Indifférentes aux soubresauts géopolitiques qui assombrissent la conjoncture internationale, les grandes entreprises continuent de croître et de mener des opérations d’acquisition. C’est le cas du grand constructeur informatique IBM qui vient de racheter RedHat, le spécialiste de logiciel «open source», pour la modique somme de 34 milliards de dollars. Pour résumer l’importance de l’opération, le montant dépensé par «Big Blue» (surnom donné à IBM) pour s’acheter un «chapeau rouge» correspond à 170% de la valeur boursière de l’éditeur de logiciel sur le New York Stock Exchange (NYSE).

Diversification

Avant d’aller plus loin, quelques mots à propos de l’ «open source». Pour simplifier, disons qu’il s’agit de logiciels gratuits. Autrement dit, les produits de base de RedHat sont téléchargeables gratuitement et n’importe quel programmeur, individu, entreprise ou collectivité, peut les copier, les échanger et même les modifier à sa guise et selon ses besoins. On est donc là dans un modèle à l’opposé de Microsoft. Cela étant, RedHat n’est pas non plus une entité caritative. Cette entreprise gagne de l’argent grâce à l’accompagnement des utilisateurs de ses programmes.

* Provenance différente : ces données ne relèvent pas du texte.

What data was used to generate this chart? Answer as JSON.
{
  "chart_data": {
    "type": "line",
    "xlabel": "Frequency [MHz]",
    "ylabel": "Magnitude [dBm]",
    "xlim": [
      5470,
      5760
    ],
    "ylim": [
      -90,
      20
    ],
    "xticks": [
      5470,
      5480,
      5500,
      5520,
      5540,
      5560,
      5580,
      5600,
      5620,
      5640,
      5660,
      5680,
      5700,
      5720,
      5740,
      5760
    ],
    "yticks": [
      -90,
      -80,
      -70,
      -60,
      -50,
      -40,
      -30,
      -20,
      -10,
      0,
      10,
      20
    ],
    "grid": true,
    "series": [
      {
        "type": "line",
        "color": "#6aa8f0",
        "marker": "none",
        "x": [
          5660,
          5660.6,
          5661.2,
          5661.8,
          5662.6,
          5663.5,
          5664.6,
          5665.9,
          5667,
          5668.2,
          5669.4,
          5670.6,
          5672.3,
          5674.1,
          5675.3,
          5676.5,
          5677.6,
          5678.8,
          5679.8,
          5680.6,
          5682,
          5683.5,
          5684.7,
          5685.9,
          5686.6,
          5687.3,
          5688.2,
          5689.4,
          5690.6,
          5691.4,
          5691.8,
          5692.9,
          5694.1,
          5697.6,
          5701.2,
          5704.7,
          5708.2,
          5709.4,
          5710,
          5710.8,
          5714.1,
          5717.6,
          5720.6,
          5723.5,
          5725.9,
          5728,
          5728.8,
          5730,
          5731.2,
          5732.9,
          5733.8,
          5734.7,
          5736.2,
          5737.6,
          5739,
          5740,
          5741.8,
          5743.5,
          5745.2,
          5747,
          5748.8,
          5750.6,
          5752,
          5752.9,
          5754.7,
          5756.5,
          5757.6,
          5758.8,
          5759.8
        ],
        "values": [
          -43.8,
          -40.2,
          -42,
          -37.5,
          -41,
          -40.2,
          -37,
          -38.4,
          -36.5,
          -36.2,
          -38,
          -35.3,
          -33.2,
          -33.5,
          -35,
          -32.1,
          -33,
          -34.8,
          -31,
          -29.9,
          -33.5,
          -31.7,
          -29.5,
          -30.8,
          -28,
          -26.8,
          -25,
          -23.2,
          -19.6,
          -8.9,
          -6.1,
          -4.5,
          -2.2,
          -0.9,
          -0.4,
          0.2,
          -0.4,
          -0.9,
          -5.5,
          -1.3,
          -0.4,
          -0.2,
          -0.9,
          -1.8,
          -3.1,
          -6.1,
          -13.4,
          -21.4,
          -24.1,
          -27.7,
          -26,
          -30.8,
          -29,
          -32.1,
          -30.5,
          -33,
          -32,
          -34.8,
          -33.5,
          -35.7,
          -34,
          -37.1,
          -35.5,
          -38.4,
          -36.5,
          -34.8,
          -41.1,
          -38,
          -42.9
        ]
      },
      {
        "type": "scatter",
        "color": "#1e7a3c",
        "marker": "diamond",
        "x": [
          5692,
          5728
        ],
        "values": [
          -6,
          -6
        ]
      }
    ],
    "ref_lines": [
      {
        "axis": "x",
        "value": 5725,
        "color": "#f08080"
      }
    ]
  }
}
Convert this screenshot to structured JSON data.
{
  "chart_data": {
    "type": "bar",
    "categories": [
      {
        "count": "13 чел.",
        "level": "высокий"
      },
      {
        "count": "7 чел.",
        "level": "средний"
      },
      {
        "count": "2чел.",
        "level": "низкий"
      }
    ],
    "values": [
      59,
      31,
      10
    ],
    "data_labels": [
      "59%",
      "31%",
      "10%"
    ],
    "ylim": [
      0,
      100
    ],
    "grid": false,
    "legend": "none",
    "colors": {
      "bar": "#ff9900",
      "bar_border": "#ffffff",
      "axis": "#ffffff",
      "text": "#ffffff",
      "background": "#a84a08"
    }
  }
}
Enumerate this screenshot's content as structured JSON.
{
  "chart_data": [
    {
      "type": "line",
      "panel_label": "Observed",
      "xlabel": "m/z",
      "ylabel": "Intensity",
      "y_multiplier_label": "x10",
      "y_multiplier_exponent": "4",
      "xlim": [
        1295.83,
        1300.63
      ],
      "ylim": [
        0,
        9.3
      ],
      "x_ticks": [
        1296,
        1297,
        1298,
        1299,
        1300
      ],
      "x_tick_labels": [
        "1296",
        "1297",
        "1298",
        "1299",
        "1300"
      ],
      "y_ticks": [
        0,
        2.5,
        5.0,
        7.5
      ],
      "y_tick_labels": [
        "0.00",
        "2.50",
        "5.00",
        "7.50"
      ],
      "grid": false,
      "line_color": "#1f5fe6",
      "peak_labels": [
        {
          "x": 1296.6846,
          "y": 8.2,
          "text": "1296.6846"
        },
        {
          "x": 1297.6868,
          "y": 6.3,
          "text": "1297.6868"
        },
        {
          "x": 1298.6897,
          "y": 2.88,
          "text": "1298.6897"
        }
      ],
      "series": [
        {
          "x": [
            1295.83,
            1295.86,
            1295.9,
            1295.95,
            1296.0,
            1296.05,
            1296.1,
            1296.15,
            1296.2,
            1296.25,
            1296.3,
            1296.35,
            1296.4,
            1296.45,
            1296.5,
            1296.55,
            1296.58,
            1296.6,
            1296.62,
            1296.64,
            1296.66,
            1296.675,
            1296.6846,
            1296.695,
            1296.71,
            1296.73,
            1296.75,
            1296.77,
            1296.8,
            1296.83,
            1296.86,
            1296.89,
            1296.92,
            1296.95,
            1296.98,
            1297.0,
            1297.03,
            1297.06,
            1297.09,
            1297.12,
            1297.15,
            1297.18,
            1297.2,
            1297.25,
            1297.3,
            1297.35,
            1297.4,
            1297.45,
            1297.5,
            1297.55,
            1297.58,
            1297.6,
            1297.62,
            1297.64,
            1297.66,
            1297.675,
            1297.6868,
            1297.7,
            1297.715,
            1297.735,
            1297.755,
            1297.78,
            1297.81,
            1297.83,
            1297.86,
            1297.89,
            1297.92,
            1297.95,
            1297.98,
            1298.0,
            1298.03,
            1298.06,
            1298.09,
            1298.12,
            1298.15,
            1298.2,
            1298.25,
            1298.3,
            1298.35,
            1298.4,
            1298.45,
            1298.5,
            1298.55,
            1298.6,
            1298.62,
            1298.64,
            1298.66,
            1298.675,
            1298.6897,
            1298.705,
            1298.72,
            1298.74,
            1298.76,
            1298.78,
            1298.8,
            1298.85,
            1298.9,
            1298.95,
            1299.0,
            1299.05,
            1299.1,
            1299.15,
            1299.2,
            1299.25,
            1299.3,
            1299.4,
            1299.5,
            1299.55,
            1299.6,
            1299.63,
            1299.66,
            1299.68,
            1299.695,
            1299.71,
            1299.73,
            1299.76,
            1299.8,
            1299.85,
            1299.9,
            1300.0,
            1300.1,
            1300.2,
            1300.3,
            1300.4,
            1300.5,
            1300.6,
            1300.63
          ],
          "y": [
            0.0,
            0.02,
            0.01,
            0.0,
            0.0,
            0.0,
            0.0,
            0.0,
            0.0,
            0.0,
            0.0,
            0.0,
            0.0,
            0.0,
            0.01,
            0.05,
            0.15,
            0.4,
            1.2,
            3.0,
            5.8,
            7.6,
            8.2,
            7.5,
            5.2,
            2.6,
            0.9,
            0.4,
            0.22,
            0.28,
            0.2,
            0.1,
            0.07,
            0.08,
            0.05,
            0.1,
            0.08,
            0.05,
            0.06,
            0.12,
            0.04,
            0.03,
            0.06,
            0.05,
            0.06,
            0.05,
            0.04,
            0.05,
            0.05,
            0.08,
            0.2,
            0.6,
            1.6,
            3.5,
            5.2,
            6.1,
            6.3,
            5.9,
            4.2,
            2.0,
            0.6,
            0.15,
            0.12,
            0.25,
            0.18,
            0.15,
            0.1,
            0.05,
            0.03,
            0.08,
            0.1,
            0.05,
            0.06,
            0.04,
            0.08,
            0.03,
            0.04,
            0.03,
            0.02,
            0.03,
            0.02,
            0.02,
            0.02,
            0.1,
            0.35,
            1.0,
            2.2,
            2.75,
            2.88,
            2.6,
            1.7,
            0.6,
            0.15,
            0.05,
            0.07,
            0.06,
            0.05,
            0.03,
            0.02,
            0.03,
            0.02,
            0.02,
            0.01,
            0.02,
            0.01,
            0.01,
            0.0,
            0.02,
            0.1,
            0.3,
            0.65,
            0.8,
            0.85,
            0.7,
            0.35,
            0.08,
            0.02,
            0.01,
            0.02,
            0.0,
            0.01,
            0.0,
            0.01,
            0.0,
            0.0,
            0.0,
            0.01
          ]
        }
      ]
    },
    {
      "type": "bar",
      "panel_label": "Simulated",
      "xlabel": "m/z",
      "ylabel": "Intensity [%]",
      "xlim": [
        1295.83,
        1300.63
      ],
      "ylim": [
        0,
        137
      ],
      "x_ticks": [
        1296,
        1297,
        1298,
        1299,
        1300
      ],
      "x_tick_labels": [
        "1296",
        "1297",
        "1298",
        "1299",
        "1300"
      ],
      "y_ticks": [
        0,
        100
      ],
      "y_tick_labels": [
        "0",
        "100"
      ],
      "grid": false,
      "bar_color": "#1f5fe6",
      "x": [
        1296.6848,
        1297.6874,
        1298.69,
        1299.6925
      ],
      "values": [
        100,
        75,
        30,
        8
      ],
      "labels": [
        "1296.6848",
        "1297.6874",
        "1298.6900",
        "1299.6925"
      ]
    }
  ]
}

En effet, les clients de RedHat paient, par exemple, des abonnements pour bénéficier de ses services respectifs de programmation, de stockage de données, d’élaboration de solutions de «cloud» (stockage de données hors des installations informatique d’une entreprise) ou même de développement d’outils de sécurité numérique. En 2018, le chiffre d’affaires de RedHat devrait atteindre 3 milliards de dollars (les boursicoteurs noteront donc qu’IBM se paie cet éditeur pour 10 fois son chiffre d’affaires ce qui peut être considéré comme un gros investissement). De même, le bénéfice de RedHat approche les 500 millions de dollars. En clair, la gratuité ça peut payer…

La réaction des analystes quant à cette opération est très mitigée. Il faut dire que l’aura d’IBM a bien pâli depuis que cette entreprise tenait le haut du pavé informatique. Même si elle a réussi à accompagner le boom de l’ordinateur individuel dans les années 1990 et du développement de l’internet, ses positions ont toujours été plutôt défensives, les initiatives et les innovations venant d’ailleurs. Ces dernières années, IBM affirme vouloir mettre le cap sur le développement de l’intelligence artificielle. L’acquisition de RedHat est donc une diversification manifeste. De quoi donner à l’entreprise les moyens d’élargir son offre dans le cloud et le data management (gestion de données).

Péril sur l’open source ?

Les partisans de l’open source, celles et ceux qui dénoncent la mainmise de certaines entreprises, dont Microsoft, sur l’industrie du logiciel, doivent-ils s’inquiéter ? Au stade actuel, on voit mal IBM tuer la poule aux œufs d’or mais on sait aussi que la culture des grandes entreprises transnationales s’accommode mal de la gratuité. Cela vaut aussi pour leurs actionnaires. Dans les années 1990, l’émergence du système d’exploitation Linux, développé grâce à de l’«open source» avait fortement irrité les grands noms de l’informatique traditionnelle. RedHat et sa philosophie ne va peut-être pas disparaître mais nul doute que sa transformation à venir sera suivie de près.